DNA can be used as an active agent to provide information content to guide structure formation. SRC plans to pursue processes that will both improve fabrication yields and provide purification of correctly formed structures to significantly reduce the occurrence of defects in making DNA nanostructures, stated in the SRC release.

dna chip


When the technology research moving in these directions, one question arises like they say in Hindi "e log kya kya kar rahe hi?", meaning "what what things these people are doing". When steam engine was invented it was a ha! Invention, now it is the dirtiest method of energy conversion. Instead of boiling water using coal directly it is converted into electricity to feed the power to electric stove for cooking, by using so called steam engines and generators, what a waste of energy. The same human-being also invented hydro-electric power generation, a some what better technology. So what is more important than research enthusiasm and immediate economic benefits, is the long term impact. The economics of technology when it is used at lesser scale and when it is used in mass scale is so different.

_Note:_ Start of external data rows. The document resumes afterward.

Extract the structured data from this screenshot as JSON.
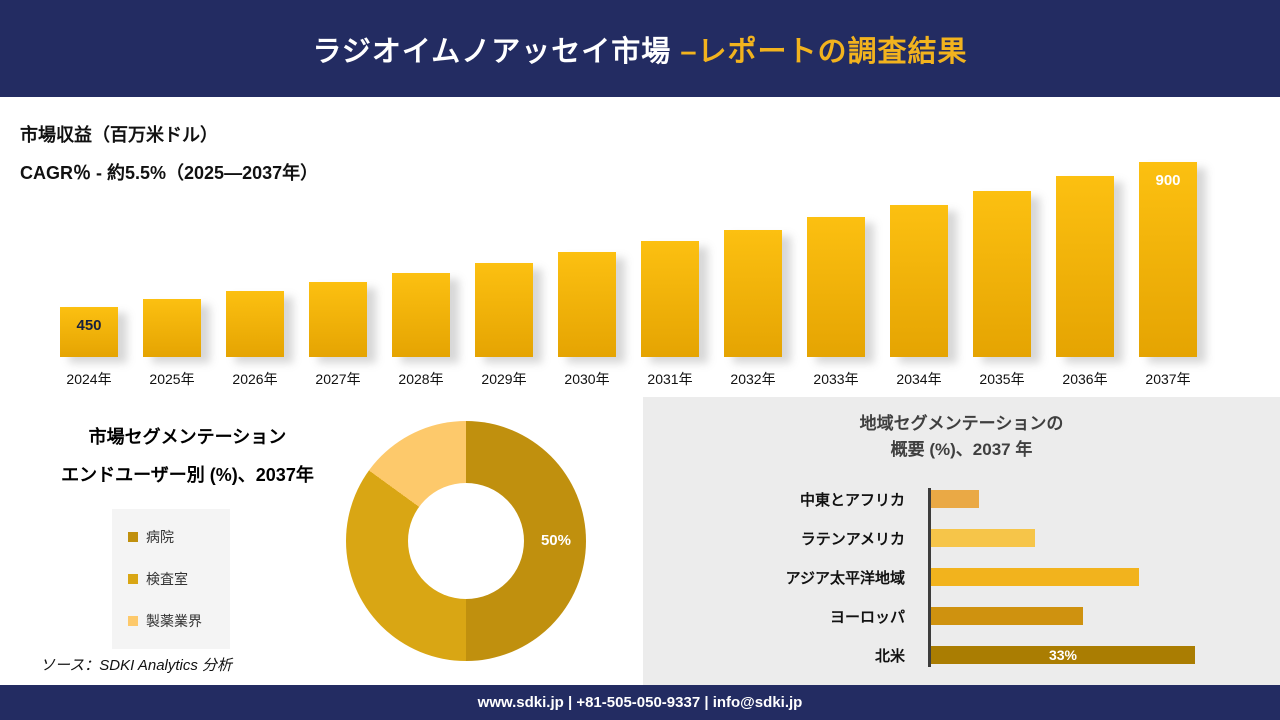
{
  "header": {
    "title_white": "ラジオイムノアッセイ市場 ",
    "title_yellow": "–レポートの調査結果"
  },
  "revenue": {
    "metric_label": "市場収益（百万米ドル）",
    "cagr_label": "CAGR％ - 約5.5%（2025―2037年）"
  },
  "segmentation": {
    "title_line1": "市場セグメンテーション",
    "title_line2": "エンドユーザー別 (%)、2037年",
    "source": "ソース：SDKI Analytics 分析"
  },
  "region": {
    "title_line1": "地域セグメンテーションの",
    "title_line2": "概要 (%)、2037 年"
  },
  "footer": {
    "text": "www.sdki.jp | +81-505-050-9337 | info@sdki.jp"
  },
  "theme": {
    "navy": "#232c62",
    "gold_accent": "#f2b31e",
    "bar_gradient_top": "#fcc011",
    "bar_gradient_bottom": "#e5a402"
  },
  "chart_data": [
    {
      "type": "bar",
      "title": "市場収益（百万米ドル）",
      "subtitle": "CAGR％ - 約5.5%（2025―2037年）",
      "categories": [
        "2024年",
        "2025年",
        "2026年",
        "2027年",
        "2028年",
        "2029年",
        "2030年",
        "2031年",
        "2032年",
        "2033年",
        "2034年",
        "2035年",
        "2036年",
        "2037年"
      ],
      "values": [
        450,
        475,
        501,
        528,
        557,
        588,
        620,
        654,
        690,
        728,
        768,
        810,
        855,
        900
      ],
      "data_labels": {
        "first": "450",
        "last": "900"
      },
      "ylim": [
        0,
        950
      ],
      "grid": false,
      "legend": "none"
    },
    {
      "type": "pie",
      "donut": true,
      "title": "市場セグメンテーション エンドユーザー別 (%)、2037年",
      "labels": [
        "病院",
        "検査室",
        "製薬業界"
      ],
      "values": [
        50,
        35,
        15
      ],
      "colors": [
        "#c0900e",
        "#d9a614",
        "#fdc96b"
      ],
      "data_label": "50%",
      "legend_position": "left"
    },
    {
      "type": "bar",
      "orientation": "horizontal",
      "title": "地域セグメンテーションの概要 (%)、2037 年",
      "categories": [
        "中東とアフリカ",
        "ラテンアメリカ",
        "アジア太平洋地域",
        "ヨーロッパ",
        "北米"
      ],
      "values": [
        6,
        13,
        26,
        19,
        33
      ],
      "colors": [
        "#eaa945",
        "#f6c549",
        "#f2b31d",
        "#cf920f",
        "#aa7d02"
      ],
      "data_labels": {
        "北米": "33%"
      },
      "grid": false
    }
  ]
}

We care a lot less about environment, In fact we are disturbing the nature so badly that we need green houses to grow plants. Very essential these days in science and engineering research is, evaluation of long term side effects at the initial stage of innovation. Biochip research need to be evaluated in all aspects of application before making it practical.

Very good example of bad technology in electronics is the use of lead and mercury for so long years. Though the regions which invented the use of lead legislated the ban of lead and mercury, there is enough damage already done and still these materials are used in plenty in poor economies.

Technology innovation is very important but to make the earth more livable.